Democratic presidential candidates, other unions and the UAW had decried GM's decision to cut off health benefits.

"These irresponsible actions by General Motors are toying with the lives of hundreds of thousands of our UAW families," Dittes said in a letter to the company. "There is no doubt that public sentiment sees these actions of GM as a shameful act!"

GM said an initial decision to halt healthcare payments stemmed from uncertainty about who would cover the cost and was not a malicious act intended to punish strikers.

"Throughout (the) negotiations, GM has said that our number one focus was on the well-being of our employees," Sandefur said in a letter to the union. "That remains the case today."

Dealers have about a two-month inventory of new cars on lots, and so far the strike hasn't hurt sales, according to GM. But dealers no longer hold large inventories of replacement parts. Instead, parts are delivered as needed to cut costs.

The lack of parts has forced some dealers to turn customers away because small replacement parts such as spark plugs and oil filters aren't available. GM's 30 distribution warehouses are unionized, and the workers are on strike, halting the flow of parts to dealers. Some dealers have purchased parts from auto-supply stores, but that source is drying up as the strike continues, The Wall Street Journal reported.

"I probably have 30 to 40 repair orders on vehicles with parts on order and no estimated time of arrival," Keith Landerway, service adviser at Sawyer Chevrolet in Catskill, New York, told the newspaper.

A long strike will take a bite out of dealers' profits because service departments generate a strong cash flow.
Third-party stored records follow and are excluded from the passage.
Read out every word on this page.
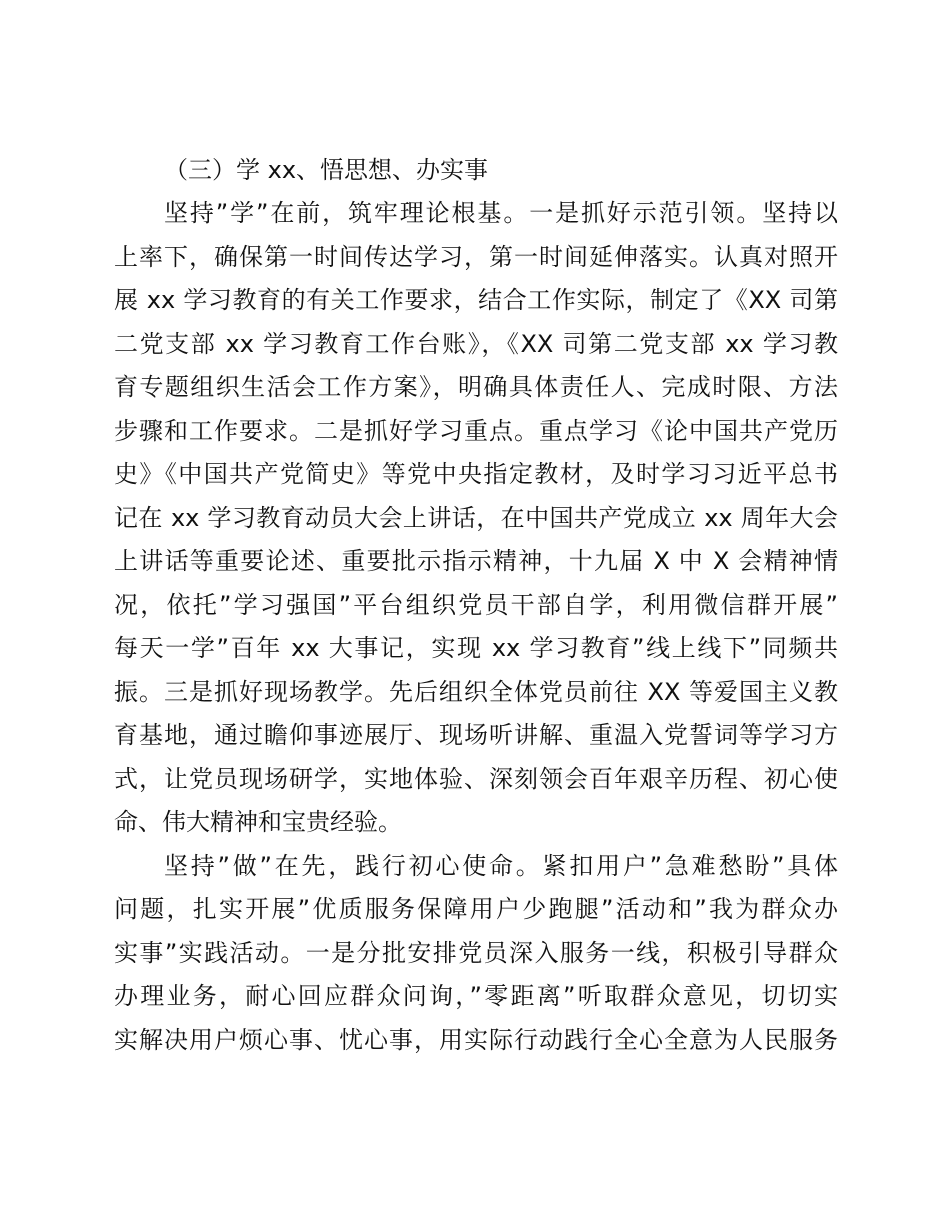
（三）学 xx、悟思想、办实事

坚持”学”在前，筑牢理论根基。一是抓好示范引领。坚持以
上率下，确保第一时间传达学习，第一时间延伸落实。认真对照开
展 xx 学习教育的有关工作要求，结合工作实际，制定了《XX 司第
二党支部 xx 学习教育工作台账》，《XX 司第二党支部 xx 学习教
育专题组织生活会工作方案》，明确具体责任人、完成时限、方法
步骤和工作要求。二是抓好学习重点。重点学习《论中国共产党历
史》《中国共产党简史》等党中央指定教材，及时学习习近平总书
记在 xx 学习教育动员大会上讲话，在中国共产党成立 xx 周年大会
上讲话等重要论述、重要批示指示精神，十九届 X 中 X 会精神情
况，依托”学习强国”平台组织党员干部自学，利用微信群开展”
每天一学”百年 xx 大事记，实现 xx 学习教育”线上线下”同频共
振。三是抓好现场教学。先后组织全体党员前往 XX 等爱国主义教
育基地，通过瞻仰事迹展厅、现场听讲解、重温入党誓词等学习方
式，让党员现场研学，实地体验、深刻领会百年艰辛历程、初心使
命、伟大精神和宝贵经验。

坚持”做”在先，践行初心使命。紧扣用户”急难愁盼”具体
问题，扎实开展”优质服务保障用户少跑腿”活动和”我为群众办
实事”实践活动。一是分批安排党员深入服务一线，积极引导群众
办理业务，耐心回应群众问询，”零距离”听取群众意见，切切实
实解决用户烦心事、忧心事，用实际行动践行全心全意为人民服务
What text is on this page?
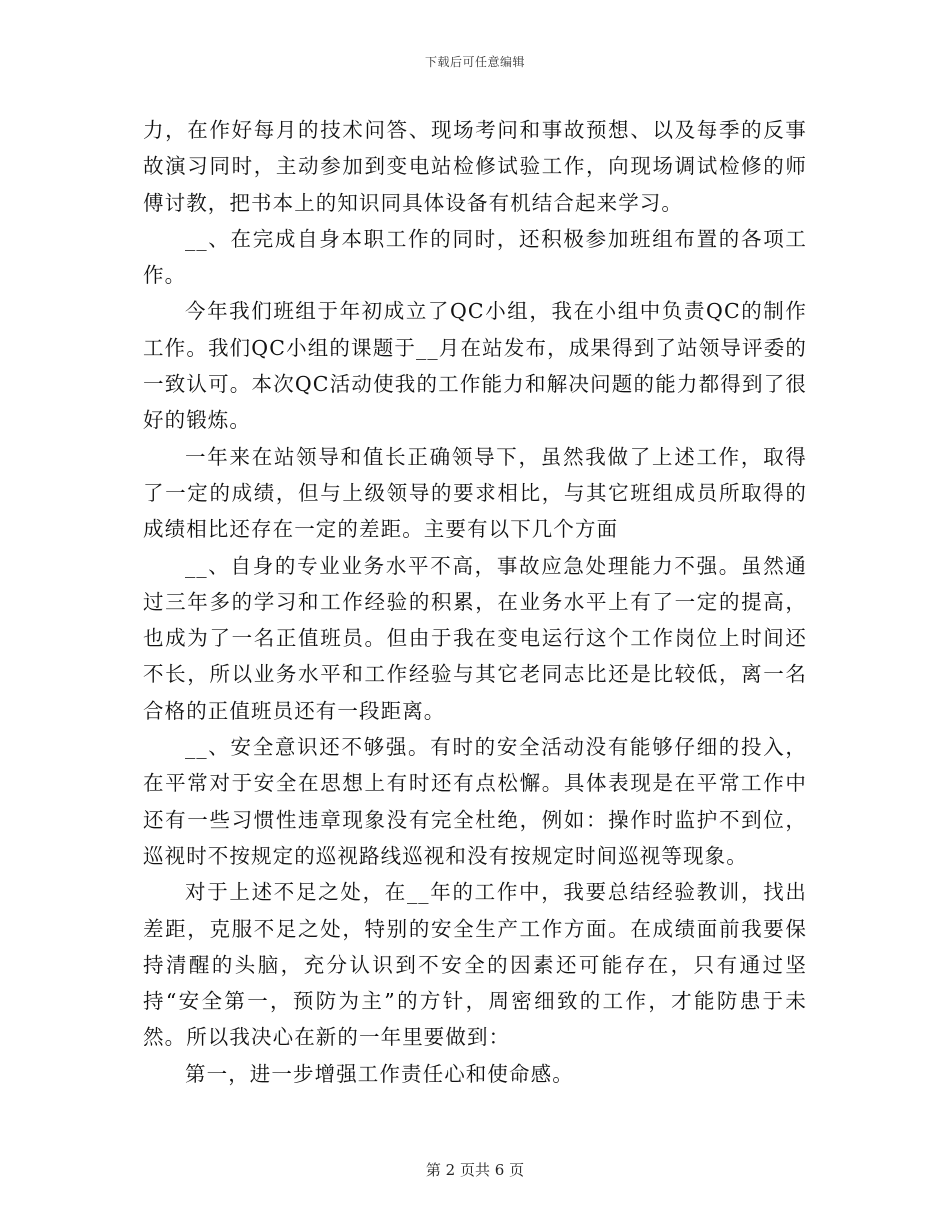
下载后可任意编辑

力，在作好每月的技术问答、现场考问和事故预想、以及每季的反事故演习同时，主动参加到变电站检修试验工作，向现场调试检修的师傅讨教，把书本上的知识同具体设备有机结合起来学习。

__、在完成自身本职工作的同时，还积极参加班组布置的各项工作。

今年我们班组于年初成立了QC小组，我在小组中负责QC的制作工作。我们QC小组的课题于__月在站发布，成果得到了站领导评委的一致认可。本次QC活动使我的工作能力和解决问题的能力都得到了很好的锻炼。

一年来在站领导和值长正确领导下，虽然我做了上述工作，取得了一定的成绩，但与上级领导的要求相比，与其它班组成员所取得的成绩相比还存在一定的差距。主要有以下几个方面

__、自身的专业业务水平不高，事故应急处理能力不强。虽然通过三年多的学习和工作经验的积累，在业务水平上有了一定的提高，也成为了一名正值班员。但由于我在变电运行这个工作岗位上时间还不长，所以业务水平和工作经验与其它老同志比还是比较低，离一名合格的正值班员还有一段距离。

__、安全意识还不够强。有时的安全活动没有能够仔细的投入，在平常对于安全在思想上有时还有点松懈。具体表现是在平常工作中还有一些习惯性违章现象没有完全杜绝，例如：操作时监护不到位，巡视时不按规定的巡视路线巡视和没有按规定时间巡视等现象。

对于上述不足之处，在__年的工作中，我要总结经验教训，找出差距，克服不足之处，特别的安全生产工作方面。在成绩面前我要保持清醒的头脑，充分认识到不安全的因素还可能存在，只有通过坚持“安全第一，预防为主”的方针，周密细致的工作，才能防患于未然。所以我决心在新的一年里要做到：

第一，进一步增强工作责任心和使命感。

第 2 页共 6 页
Last year, parts and service generated 43 percent of gross profits for publicly traded dealership groups, Moody's Investors Service reported.

The UAW's strike benefit is $250 a week, but payments don't begin until the 15th day of picketing. The starting wage for temporary production workers at GM is $15.78 an hour, or $631.20 per week, not including overtime.

GM's initial contract offer included a 2 percent wage increase in two of the contract's four years and a 2 percent lump-sum payment in the other years. The UAW rejected the offer.

The 2015 contract included a 3 percent wage increase and a 4 percent lump sum payment. GM asked workers to pay 15 percent of their healthcare costs, up from the 3 percent they now pay.

The union rejected that proposal, and GM has returned to the 3 percent contribution for health benefits, the Detroit Free Press reported, citing an unnamed person familiar with the negotiations.

Temporary workers now make up about 10 percent of GM's hourly workforce. The company said it needs flexibility to adjust the workforce to changing demand, but the UAW wants a clearly defined path for temporary workers to move to full-time status so they can receive better benefits.

The UAW contests GM's decision to idle assembly plants in Michigan and Ohio and transmission plants in Ohio and Maryland. The Free Press reported that GM has proposed to assemble electric vehicles in Detroit and produce batteries in Lordstown, Ohio.

Economists differ on the financial impact of the strike. Anderson Economic Group in East Lansing, Michigan, estimated that the first week of the strike would cost the economy $25 million, but Wall Street analysts peg the economic loss at $50 million or more per day.